Considered by most critics to have been ill-conceived, it was an attempt to transpose to the theatre the original Oscar-laden movie about crime, love and redemption on the Manhattan docks starring Marlon Brando as the longshoreman who challenges union corruption.
Written by the film's screenwriter, Budd Schulberg, the stage version has no notable stars. And the omens were bad. The director and two of lead actors left before the curtain went up, citing unspecified "artistic reasons". An actor in a minor role had a heart attack on stage in the final preview last weekend. It took the audience several minutes to realise his collapse was not part of the script.
Then came the last week's reviews. "Splash . . . gurgle . . . gurgle . . . gurgle", began the New York Post's critic.
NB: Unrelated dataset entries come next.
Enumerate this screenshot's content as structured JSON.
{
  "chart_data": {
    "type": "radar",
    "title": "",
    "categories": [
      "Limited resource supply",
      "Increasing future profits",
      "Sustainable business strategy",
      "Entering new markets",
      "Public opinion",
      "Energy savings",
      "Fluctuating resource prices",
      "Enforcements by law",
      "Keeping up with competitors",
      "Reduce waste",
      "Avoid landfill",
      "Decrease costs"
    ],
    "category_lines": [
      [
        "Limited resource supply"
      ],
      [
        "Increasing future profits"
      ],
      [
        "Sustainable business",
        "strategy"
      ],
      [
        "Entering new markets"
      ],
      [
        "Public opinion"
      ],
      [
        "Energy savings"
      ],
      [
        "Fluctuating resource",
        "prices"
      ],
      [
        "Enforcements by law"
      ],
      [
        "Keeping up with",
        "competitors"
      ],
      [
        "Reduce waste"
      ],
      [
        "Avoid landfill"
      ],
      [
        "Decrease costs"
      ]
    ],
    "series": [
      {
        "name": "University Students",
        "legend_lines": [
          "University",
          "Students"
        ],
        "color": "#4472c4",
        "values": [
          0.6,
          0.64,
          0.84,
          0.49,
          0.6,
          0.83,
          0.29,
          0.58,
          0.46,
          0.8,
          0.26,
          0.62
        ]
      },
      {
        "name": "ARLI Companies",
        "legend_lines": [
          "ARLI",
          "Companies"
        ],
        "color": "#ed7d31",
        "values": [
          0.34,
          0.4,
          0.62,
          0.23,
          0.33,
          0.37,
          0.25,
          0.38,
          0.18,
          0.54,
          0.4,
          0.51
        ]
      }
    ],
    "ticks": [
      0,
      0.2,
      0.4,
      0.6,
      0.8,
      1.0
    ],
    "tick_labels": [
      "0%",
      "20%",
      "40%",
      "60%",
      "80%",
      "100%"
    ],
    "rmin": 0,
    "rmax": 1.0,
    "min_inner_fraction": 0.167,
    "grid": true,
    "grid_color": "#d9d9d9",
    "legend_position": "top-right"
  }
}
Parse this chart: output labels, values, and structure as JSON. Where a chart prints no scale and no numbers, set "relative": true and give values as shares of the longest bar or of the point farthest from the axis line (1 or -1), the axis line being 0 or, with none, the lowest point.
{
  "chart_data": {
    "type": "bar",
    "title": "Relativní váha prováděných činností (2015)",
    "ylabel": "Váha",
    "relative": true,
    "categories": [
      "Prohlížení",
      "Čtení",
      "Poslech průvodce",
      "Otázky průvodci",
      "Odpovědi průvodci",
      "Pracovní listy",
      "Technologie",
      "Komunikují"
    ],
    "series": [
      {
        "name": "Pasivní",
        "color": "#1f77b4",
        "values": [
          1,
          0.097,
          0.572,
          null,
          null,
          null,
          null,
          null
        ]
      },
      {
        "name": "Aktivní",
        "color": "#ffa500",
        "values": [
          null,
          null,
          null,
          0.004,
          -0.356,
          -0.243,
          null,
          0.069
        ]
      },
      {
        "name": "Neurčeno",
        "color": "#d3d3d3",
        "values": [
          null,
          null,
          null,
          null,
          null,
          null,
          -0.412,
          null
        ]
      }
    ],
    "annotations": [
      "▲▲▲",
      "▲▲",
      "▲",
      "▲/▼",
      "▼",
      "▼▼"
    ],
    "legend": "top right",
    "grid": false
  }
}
The New York Times likened it to "seeing what happens when a Rolex of a film is taken apart for no special aesthetic reason, then put back together with much of its mechanism missing". The production, "moves as if it feels hurt".
The clobbering of Waterfront has coincided with Vesuvian eruptions of praise for other newcomers to Broadway, including, from Britain, the Almeida's Hamlet, starring Ralph Fiennes, and the National Theatre's Les Parents Terribles (renamed Indiscretions here) with Kathleen Turner in the lead role alongside Eileen Atkins and Roger Rees.
The theatre critic for the New York Observer jokingly suggested that had Ms Turner been cast in the Brando role of Terry Malloy, then Waterfront might have survived. "The thing was ill-fated and an act of absolute folly", the Observer argued. "You can't budget a straight play at $3m. You will never get your money back unless you have at least one star."
The play's lead producer, Mitchell Maxwell, admitted he was "extremely disappointed" that feeble ticket sales had forced the early closure. Of his own future: "I'll spend more time with my kid. I'll go to the gym, lift weights - and when I drop them, I'll think of the critics they might be landing on."
For the investors, the curtain's fall represents a huge financial bust. The only chance for any return would be a touring version or a London run. But there are no such plans at present.
For Mr Schulberg, at least, consolation will be available at any self- respecting video store.